Sortez les brindilles, un groupe revival vient de sortir un album creusé dans les années 60 et ses excellentes choses : les arbres peinturlurés, Jefferson Airplane, The Doors, les fleurs & les petites perles pop vulnérables. Soit, Steel in Mind aurait dû écumer le Golden Gate Park un Janvier 1968, la face effacée, le regard perdu au milieu d’une foule de hippies les doigts en V. Mais tout ça, c’est gravé dans l’esprit! Alors, on redécouvre, remélange, recréer, goûte à certaines piqûres innocentes; en restant malheureusement soft sur l’originalité.
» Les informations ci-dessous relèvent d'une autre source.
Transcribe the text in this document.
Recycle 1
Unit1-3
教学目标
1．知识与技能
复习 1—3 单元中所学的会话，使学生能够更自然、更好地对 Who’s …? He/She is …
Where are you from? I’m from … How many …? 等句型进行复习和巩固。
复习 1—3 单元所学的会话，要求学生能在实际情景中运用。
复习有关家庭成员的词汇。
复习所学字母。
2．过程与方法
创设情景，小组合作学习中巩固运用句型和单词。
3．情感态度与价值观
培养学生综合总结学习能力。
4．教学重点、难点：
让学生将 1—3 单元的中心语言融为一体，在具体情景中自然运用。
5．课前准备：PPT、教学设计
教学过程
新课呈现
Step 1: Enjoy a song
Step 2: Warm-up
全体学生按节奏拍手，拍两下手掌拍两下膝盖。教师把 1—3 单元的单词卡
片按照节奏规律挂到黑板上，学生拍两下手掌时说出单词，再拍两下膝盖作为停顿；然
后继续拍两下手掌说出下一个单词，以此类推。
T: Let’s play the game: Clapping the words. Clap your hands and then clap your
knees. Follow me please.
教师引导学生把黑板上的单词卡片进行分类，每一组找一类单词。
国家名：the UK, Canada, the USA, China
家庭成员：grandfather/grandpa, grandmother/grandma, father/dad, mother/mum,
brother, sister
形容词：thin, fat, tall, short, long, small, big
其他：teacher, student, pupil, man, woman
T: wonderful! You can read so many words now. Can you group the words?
Permanent Midnight‘ ouvre l’album d’un coup de médiator usé, fusionne la fibre tranchante des guitares zeppeliniennes avec le chant brûlant d’un été croustillant. S’en suit un mix d’influences de grandes légendes du rock & roll avec ‘One Last Stand‘, véritable tuerie d’un rock psychédélique affûté. Des riffs pointus, une énergie convaincante, une voix taillée à la Eddie Vedder. ‘Get on (My friend)‘ et ‘Going Down to San Francisco‘ ; délicieux morceaux imprégnés d’une âme affranchie et fragile, toujours sur cette voix virile et désinvolte qui gémit entre deux solos aux plans grandement inspirés d’Hendrix, préparent psychologiquement à subir ‘Here Comes the Hurricane‘ ; chant lancinant et guitare slides discrète.

Somewhere Between Lighe & Shade‘ est un bon album oscillant entre les ambiances suaves et âpres ; un bon album à écouter en léchant le soleil.